An online discussion finds that most no-tillers prefer not to rip their fields and would rather rely on more natural methods to restore the structure of their valuable soils.

No-tillers forced to work in wet fields this fall after heavy rains might want to know that most experienced no-tillers favor the freeze-thaw cycle and cover crops rather than tillage to break up compacted soil.

At least that was the consensus among no-tillers who recently tackled the subject of soil compaction on a list serve — a sort of e-mail network — formed through the University of Nebraska. The discussion began when one of the no-tillers asked for suggestions on the best way to repair compacted ground after the corn silage harvest.

Gary Hergert, a professor of agronomy and horticulture at the University of Nebraska, responded by saying, “Normal freezing and thawing will not remove compaction from heavy silage trucks run over fine-textured soil (or any soil).” He added, “Planting a cover crop on compacted soil will only result in a poor cover crop, which will not greatly reduce the compaction (depending on the degree of compaction).”
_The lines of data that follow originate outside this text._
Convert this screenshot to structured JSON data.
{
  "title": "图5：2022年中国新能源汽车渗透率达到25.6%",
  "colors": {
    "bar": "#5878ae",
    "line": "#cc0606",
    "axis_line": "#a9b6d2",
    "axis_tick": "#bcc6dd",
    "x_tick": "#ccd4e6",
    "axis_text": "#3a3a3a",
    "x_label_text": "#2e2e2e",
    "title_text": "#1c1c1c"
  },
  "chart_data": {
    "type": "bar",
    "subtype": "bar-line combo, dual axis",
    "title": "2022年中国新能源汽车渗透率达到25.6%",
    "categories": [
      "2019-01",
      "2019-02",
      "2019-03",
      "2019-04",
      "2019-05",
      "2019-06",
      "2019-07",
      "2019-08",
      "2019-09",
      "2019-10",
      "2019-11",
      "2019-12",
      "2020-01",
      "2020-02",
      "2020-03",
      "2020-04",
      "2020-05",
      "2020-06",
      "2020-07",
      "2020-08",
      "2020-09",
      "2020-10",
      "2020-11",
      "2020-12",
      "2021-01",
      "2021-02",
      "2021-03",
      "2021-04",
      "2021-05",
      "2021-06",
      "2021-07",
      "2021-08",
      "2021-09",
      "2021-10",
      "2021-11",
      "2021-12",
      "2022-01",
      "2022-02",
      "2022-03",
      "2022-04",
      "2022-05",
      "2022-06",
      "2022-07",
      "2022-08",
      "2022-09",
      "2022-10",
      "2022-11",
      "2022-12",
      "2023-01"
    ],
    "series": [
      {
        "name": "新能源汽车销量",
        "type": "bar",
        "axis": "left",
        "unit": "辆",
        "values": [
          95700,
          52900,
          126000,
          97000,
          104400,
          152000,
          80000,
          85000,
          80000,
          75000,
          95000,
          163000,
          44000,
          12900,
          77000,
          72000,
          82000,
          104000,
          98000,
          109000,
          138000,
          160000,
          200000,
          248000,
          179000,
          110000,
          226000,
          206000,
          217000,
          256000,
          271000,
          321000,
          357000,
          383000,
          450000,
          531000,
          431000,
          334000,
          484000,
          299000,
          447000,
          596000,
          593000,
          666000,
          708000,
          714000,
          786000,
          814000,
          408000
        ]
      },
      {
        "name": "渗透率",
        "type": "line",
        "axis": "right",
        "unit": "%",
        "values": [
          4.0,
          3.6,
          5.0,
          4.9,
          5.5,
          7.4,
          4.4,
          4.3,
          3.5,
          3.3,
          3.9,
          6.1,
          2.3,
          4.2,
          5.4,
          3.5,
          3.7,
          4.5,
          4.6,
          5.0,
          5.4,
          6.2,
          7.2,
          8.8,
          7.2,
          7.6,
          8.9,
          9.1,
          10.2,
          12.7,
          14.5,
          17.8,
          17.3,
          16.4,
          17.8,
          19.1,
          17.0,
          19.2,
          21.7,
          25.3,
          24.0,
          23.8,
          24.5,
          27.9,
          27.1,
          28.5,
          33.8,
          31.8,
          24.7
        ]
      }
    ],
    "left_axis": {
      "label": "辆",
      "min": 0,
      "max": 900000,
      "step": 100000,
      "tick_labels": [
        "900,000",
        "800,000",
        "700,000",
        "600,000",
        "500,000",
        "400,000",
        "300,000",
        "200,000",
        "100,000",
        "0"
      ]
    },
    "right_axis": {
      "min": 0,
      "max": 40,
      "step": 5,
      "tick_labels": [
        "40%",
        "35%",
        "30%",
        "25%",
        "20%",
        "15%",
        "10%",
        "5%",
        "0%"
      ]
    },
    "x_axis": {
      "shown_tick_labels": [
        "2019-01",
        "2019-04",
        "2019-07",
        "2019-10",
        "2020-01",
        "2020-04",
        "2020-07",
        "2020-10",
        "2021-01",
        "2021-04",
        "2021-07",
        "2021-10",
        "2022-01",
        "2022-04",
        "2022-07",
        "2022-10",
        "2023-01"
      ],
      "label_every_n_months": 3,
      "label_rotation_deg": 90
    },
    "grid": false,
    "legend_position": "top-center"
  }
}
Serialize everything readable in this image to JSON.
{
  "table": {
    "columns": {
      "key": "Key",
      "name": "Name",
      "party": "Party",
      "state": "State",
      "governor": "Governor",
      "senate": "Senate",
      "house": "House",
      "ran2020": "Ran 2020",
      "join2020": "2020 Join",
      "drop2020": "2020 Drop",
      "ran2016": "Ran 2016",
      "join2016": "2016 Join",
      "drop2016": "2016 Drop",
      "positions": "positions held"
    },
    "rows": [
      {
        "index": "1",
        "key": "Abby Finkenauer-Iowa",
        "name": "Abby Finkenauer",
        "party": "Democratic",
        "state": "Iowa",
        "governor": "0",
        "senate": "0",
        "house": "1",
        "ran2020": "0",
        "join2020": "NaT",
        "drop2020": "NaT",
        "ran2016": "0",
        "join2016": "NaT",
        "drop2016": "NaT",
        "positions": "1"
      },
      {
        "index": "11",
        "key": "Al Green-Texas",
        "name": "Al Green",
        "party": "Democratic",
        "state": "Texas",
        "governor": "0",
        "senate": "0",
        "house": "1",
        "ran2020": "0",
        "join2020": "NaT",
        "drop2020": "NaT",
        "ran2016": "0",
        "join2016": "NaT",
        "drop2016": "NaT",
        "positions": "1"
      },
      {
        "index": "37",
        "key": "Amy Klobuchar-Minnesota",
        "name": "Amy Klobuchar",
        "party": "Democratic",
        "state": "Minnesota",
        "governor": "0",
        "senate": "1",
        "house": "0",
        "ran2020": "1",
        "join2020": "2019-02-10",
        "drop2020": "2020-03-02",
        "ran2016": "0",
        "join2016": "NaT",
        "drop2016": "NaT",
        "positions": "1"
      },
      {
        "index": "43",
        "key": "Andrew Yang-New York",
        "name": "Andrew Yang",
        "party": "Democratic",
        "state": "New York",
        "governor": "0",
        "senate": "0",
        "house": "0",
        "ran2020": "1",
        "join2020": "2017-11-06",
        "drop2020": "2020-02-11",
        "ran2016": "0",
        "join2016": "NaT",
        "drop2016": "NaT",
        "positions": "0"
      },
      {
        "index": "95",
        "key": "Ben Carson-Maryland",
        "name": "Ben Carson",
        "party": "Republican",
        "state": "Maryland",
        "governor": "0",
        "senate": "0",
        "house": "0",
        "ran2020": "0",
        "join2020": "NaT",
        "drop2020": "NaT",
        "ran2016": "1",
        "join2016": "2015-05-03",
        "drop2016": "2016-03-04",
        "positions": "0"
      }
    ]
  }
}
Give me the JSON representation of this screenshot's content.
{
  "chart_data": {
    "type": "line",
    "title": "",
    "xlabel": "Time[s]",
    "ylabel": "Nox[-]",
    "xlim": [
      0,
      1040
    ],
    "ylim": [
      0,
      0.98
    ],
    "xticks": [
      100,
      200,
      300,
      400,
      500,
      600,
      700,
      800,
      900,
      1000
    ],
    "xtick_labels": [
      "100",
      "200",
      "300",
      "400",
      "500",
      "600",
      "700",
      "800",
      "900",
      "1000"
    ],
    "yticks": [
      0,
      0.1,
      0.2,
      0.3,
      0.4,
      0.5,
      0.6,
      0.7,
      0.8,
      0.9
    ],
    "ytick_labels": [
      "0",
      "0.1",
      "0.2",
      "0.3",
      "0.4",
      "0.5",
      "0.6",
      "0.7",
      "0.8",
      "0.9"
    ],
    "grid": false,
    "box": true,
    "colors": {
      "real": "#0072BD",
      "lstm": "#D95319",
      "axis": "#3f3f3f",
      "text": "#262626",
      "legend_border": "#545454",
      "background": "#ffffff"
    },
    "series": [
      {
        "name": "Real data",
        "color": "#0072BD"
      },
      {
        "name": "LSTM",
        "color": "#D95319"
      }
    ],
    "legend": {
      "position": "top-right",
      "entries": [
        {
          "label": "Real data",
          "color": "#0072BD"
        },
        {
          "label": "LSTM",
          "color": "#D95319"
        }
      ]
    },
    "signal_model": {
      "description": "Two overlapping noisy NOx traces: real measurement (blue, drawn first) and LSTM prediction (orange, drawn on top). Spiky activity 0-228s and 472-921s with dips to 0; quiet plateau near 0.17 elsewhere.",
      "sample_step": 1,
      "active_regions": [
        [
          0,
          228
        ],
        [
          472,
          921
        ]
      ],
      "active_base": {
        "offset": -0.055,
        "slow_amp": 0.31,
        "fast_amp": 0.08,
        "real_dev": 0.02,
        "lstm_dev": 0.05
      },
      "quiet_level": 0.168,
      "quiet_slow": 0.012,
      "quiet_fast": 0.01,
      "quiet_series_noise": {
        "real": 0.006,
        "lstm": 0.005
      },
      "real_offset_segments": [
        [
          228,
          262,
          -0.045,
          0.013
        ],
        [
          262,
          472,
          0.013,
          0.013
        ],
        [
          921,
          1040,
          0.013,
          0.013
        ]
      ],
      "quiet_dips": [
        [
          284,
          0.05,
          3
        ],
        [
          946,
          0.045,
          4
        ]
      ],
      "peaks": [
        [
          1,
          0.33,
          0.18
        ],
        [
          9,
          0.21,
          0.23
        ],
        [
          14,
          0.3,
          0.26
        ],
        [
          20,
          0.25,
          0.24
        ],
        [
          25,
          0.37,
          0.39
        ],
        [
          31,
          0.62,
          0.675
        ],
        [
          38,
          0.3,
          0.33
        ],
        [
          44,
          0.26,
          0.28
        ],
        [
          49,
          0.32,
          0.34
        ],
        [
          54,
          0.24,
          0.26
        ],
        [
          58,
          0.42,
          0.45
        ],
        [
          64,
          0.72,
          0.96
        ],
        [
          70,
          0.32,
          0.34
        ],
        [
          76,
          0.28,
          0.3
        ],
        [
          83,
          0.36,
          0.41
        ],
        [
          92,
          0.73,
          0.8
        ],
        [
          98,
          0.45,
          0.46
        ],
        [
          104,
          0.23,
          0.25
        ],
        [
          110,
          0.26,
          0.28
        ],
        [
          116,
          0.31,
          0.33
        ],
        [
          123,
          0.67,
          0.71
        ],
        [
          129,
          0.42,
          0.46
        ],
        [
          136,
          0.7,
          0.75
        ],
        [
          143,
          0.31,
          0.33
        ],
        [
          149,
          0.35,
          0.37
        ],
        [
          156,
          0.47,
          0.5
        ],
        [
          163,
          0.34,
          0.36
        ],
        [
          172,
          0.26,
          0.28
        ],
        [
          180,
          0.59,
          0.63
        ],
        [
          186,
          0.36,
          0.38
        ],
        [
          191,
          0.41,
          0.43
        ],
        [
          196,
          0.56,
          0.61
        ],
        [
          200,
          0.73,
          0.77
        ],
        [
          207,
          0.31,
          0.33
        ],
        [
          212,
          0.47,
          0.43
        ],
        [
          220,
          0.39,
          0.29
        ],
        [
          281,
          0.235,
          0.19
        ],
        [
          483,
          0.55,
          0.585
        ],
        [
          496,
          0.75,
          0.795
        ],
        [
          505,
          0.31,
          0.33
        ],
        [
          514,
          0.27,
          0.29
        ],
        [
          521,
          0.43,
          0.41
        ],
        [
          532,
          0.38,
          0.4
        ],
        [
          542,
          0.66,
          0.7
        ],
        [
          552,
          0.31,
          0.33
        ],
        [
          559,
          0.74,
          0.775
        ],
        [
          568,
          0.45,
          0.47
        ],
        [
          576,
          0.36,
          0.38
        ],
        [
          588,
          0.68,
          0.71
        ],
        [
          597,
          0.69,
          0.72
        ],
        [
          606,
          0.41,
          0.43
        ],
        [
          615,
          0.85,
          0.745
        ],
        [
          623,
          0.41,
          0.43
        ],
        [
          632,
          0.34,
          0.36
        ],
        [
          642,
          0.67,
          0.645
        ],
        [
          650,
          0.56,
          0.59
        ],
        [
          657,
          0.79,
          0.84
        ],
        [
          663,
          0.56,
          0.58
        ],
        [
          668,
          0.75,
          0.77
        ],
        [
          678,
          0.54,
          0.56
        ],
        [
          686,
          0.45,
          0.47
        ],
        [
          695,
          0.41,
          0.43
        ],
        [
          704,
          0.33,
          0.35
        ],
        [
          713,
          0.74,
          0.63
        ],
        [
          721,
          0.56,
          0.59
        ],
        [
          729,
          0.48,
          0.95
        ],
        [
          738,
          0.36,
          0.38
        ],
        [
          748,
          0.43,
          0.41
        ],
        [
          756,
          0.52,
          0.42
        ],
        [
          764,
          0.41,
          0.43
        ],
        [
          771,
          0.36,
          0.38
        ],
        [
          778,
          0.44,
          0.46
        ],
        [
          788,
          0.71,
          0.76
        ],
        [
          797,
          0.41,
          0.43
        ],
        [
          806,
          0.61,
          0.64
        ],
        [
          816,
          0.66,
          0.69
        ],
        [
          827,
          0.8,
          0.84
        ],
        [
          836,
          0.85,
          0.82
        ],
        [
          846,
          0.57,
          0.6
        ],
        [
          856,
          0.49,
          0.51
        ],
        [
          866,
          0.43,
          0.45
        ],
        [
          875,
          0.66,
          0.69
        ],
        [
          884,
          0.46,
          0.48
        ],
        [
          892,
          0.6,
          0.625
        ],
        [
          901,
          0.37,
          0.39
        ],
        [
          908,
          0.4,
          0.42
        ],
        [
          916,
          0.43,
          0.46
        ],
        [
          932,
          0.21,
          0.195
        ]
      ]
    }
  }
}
Hergert suggested the no-tiller use a penetrometer or dig a soil pit to determine the extent of the compaction.

A Vote For Iron

“Once you have determined the extent of the compaction (density and depth), you can use some type of chisel to loosen the soil just deep enough to break up the compaction,” he said. “If your soil is wet, tillage may not help that much and you may not be able to wait for it to dry if you want to plant something, so that is a dilemma.